Two American families (unrelated) went ahead with a life adventure to find out what it was really like.
In 2005 the Bongiorni family went on a year long experiment of not buying anything made in China.
Almost eight years later, the Jones family, challenged by their Chinese immigrant neighbor, celebrated their first (and perhaps only) Christmas ever without any Chinese products.
Though a year of living without "made in China" might sound mission-impossible to you. A month, especially the month of "December" made it no less easier.
Worse, the rules were harder.
The Bongiorni family decided to live a year without buying anything from China or with Chinese component (if they had known about it). They called it "boycotting." They ended up boiling water in a pot and pouring water in filters over a coffee mug for a year because they couldn't replace their coffee maker (which were all made in China).

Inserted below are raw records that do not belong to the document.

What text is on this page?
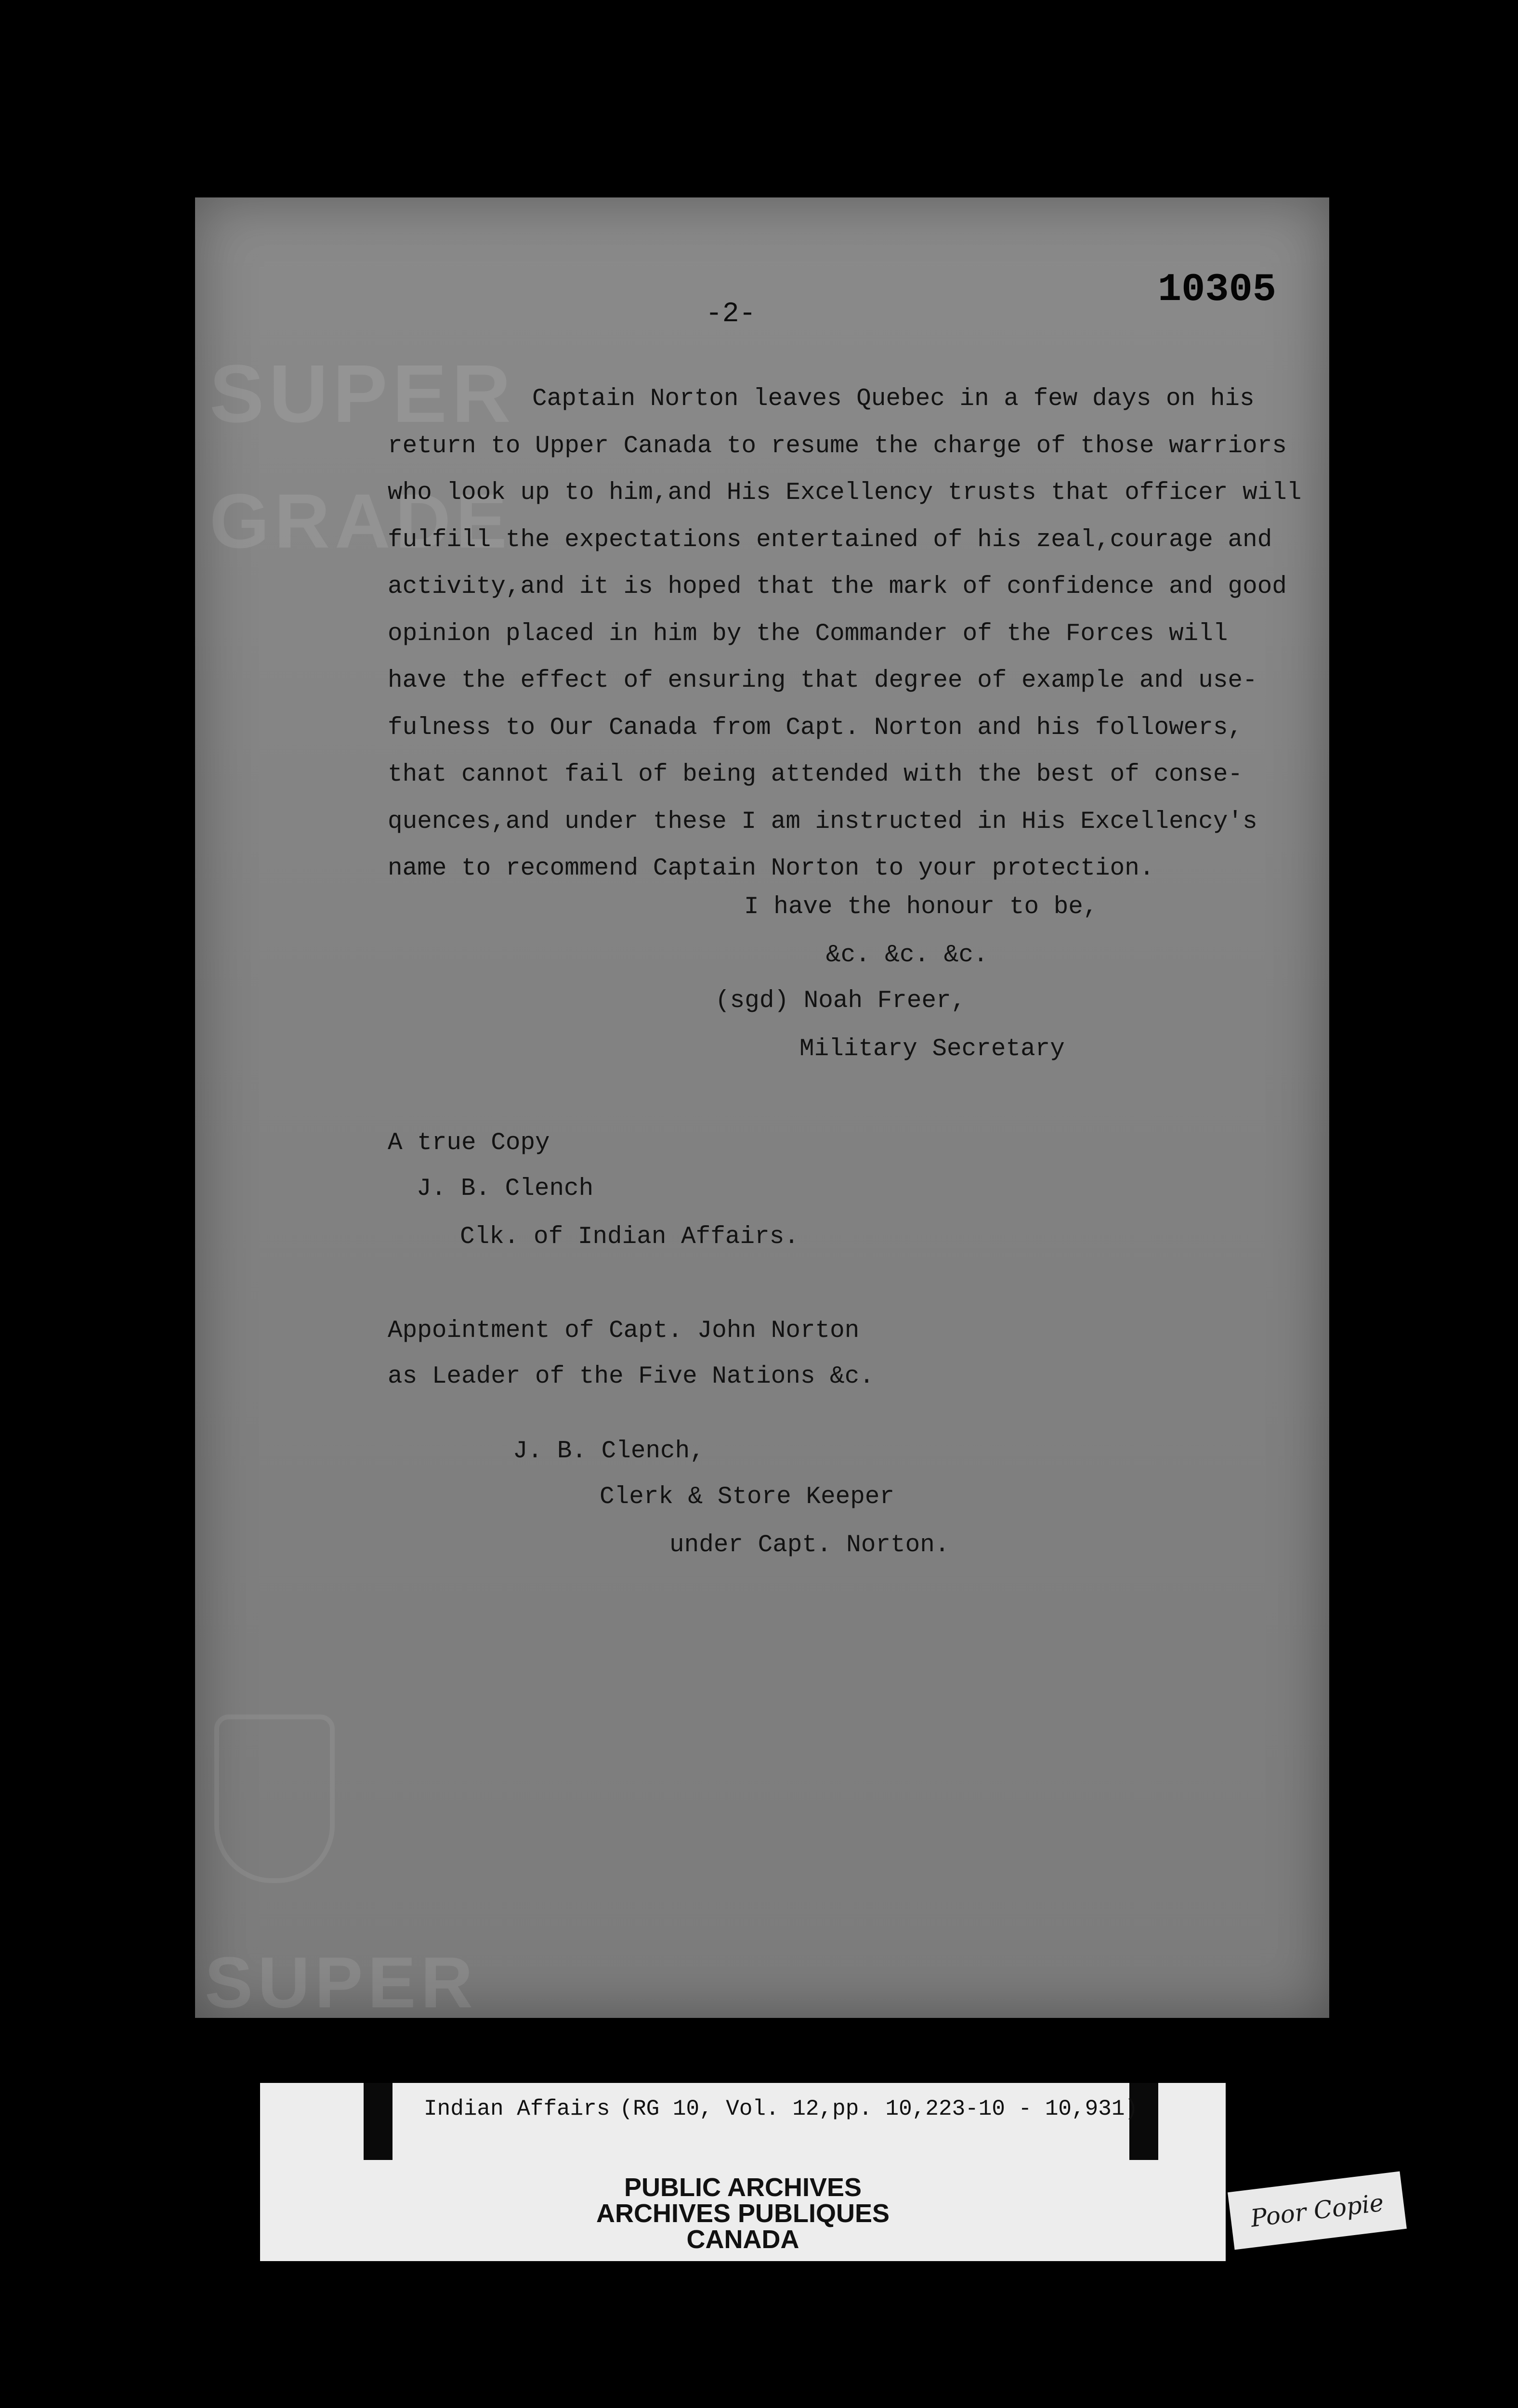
SUPER
GRADE
SUPER
10305
-2-
Captain Norton leaves Quebec in a few days on his
return to Upper Canada to resume the charge of those warriors
who look up to him,and His Excellency trusts that officer will
fulfill the expectations entertained of his zeal,courage and
activity,and it is hoped that the mark of confidence and good
opinion placed in him by the Commander of the Forces will
have the effect of ensuring that degree of example and use-
fulness to Our Canada from Capt. Norton and his followers,
that cannot fail of being attended with the best of conse-
quences,and under these I am instructed in His Excellency's
name to recommend Captain Norton to your protection.
I have the honour to be,
&c. &c. &c.
(sgd) Noah Freer,
Military Secretary
A true Copy
J. B. Clench
Clk. of Indian Affairs.
Appointment of Capt. John Norton
as Leader of the Five Nations &c.
J. B. Clench,
Clerk & Store Keeper
under Capt. Norton.
Indian Affairs (RG 10, Vol. 12,pp. 10,223-10 - 10,931)
PUBLIC ARCHIVES
ARCHIVES PUBLIQUES
CANADA
Poor Copie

The Jones family, however, went a step further. They had to go through the month of December (including Christmas) without buying or even using any products made in China.
They had to first remove (temporarily) everything "made in China" from their home while not purchasing anything new with the label for an entire holiday season. They soon discovered that they were giving up not just their toys, plates, lamps, and clothes… but also the beloved hair dryer, coffeemaker, Xbox, and most of their Christmas decorations. Their house went dark and their tree was bare of Christmas lights.
Life became so much harder, if not much more costly. It goes without saying that there was comedy and tragedy, laughter and tears.
The essence of the two family's adventure, however, is not whether you can or can not live without China. Surely it is difficult, but it is not impossible. What matters is the implications to you, me, and everyone else living in this increasingly interconnected world.
- Be conscious. Both families started their adventure of living without China because of cheap or low-quality (or even safety concern over) Chinese products. Yet, to their surprise, only when they started to be conscious about the origin of the products, they started to realize just how much they own has a "made in China" label and to what extent "made in China" has become an integral part of their lives .
- Polarity is not the reality. Such challenges were not just about products, or products made in China. It is about reality, a reality that we all live in an increasingly globalized and interconnected world. Therefore, instead of "with" or "without," why can't we embrace and have the best of both worlds?
- It's about "us" really, not just products. It went beyond just products. In a way, we are all products of an increasingly globalized and interconnected world. "Made in China," coupled with western education and experiences, can be an added advantage when it comes to talent, for instance.
- Find a middle ground. In her book, A Year Without Made in China, Sara Bongiorni had detailed account of their family's one year life adventure (Wiley, 2007). When asked by friends and strangers alike if it was possible to live without China, her response was: "Not a chance." Remember, that was a decade ago (imagine what she'd have said today). In the end, they concluded that they couldn't live without China forever and had to come to terms with the world as it is. They found a middle ground and started buying things from China again.
- It is about relationships and self. XMAS without China on the other hand, is about the improbable relationships between two families living side by side yet worlds apart, about the interaction between strangers who get to know each other through odd circumstances. It is an exploration of globalization, the intersection of cultures, personal identity, family, success, consumerism, and the shifts in our imaginings of the American or Chinese dream.
- Be inclusive. I learned during my MBA studies that there is one magic word that would help improve your communication skill tremendously. That is "and." Try it. Every time when you want to say "but", say "and" instead; and every time when you want to say "or", try "and" instead, and see how it works. The same when it comes to China and anything Chinese.
- Be appreciative. It's part of human nature that we only appreciate things when we lose them. The same happened to the two families who experimented with living without Chinese products. They started appreciating more of the convenience, reasonable costs, less hassle or drama, and other benefits coming along with the Chinese products in their lives.
Which brings me to my next point: Until you realize, China may have already played a much bigger part than you'd have ever imagined in your life. It might be the Chinese products you own, Chinese food you eat, Chinese restaurants you go to, Chinese neighbors you bump into in your community, Chinese colleagues or bosses you work with, Chinese counterparts you deal with, or somewhere in your network, you may also have Chinese acquaintances or friends.
But it is NOT about China or anything Chinese after all. In a increasingly globalized and interconnected world, there is little room for polarity. Let's all be conscious about the differences, embrace the differences, and at the same time, appreciate the differences. That's how the world is and why the world is interesting as it is. There might be differences and conflicts, yet you can always find a middle ground.
Don't believe me? Try out the "Life without China" experiment yourself and see it for yourself. And don't forget to tell me how it goes.